Sunday, November 27, 2022

Ayn Rand On Ethics

 

Ayn Rand accuses altruists of a slight of hand that allows them to foist their system off to the unsuspecting public. Here she is from Page viii from her book, The Virtue Of Selfishness: “For a view of the nature of altruism, its consequences and the enormity of the moral corruption it perpetrates, I shall refer you to Atlas Shrugged—or to any of today’s newspaper headlines. What concerns us here is altruism’s default in the field of ethical theory.

 

There are two moral questions which altruism lumps together in one ‘package-deal’: (1) What are values? (2) Who should be the beneficiary of values?
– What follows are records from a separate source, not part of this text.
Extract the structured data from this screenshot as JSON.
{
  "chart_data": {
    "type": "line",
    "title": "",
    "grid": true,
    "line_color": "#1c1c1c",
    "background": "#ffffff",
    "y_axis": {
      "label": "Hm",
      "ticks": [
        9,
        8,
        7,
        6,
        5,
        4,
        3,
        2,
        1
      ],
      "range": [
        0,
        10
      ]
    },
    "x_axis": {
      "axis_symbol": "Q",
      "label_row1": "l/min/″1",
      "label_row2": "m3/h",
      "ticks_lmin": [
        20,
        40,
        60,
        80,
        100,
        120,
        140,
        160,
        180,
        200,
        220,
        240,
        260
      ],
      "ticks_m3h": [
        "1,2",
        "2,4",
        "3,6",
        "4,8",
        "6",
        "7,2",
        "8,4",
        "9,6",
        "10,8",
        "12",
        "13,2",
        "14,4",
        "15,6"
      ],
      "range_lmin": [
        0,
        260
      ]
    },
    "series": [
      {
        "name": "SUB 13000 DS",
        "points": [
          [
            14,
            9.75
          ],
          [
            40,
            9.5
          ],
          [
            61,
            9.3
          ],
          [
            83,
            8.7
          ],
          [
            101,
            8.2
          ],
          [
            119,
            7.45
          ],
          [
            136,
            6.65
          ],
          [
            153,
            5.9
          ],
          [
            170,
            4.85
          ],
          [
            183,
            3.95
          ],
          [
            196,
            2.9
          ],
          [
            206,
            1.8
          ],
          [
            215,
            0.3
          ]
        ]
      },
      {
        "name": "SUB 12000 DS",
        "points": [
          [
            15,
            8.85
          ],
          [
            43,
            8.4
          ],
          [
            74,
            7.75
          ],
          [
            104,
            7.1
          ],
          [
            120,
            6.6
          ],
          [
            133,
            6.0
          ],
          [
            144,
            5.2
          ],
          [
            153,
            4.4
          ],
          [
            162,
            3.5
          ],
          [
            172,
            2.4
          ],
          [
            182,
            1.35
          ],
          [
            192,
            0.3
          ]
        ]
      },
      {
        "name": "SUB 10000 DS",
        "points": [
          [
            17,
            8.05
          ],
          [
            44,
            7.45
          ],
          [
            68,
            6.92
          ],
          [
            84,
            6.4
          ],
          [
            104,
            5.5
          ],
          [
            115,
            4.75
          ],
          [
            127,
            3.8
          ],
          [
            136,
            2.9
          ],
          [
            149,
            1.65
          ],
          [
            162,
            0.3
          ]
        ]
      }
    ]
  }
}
Altruism substitutes the second for the first; it evades the task of defining a code of moral values, thus leaving man, in fact, without moral guidance.”

 

I am not skilled enough of a formal ethicist to know if altruists everywhere, always have failed to define a code of moral values as Rand accusing them of failing to do, but I do know that altruists believe the beneficiaries of values is to be received by others at the cost of the self, and a noble life is one lived in selfless service of others and the community, altruists insist.

 

I agree that we must define our code of moral values before we can provide people with a system of values to guide their lives by, a desperate deficiency that Rand hopes to fill with her program of rational egoism.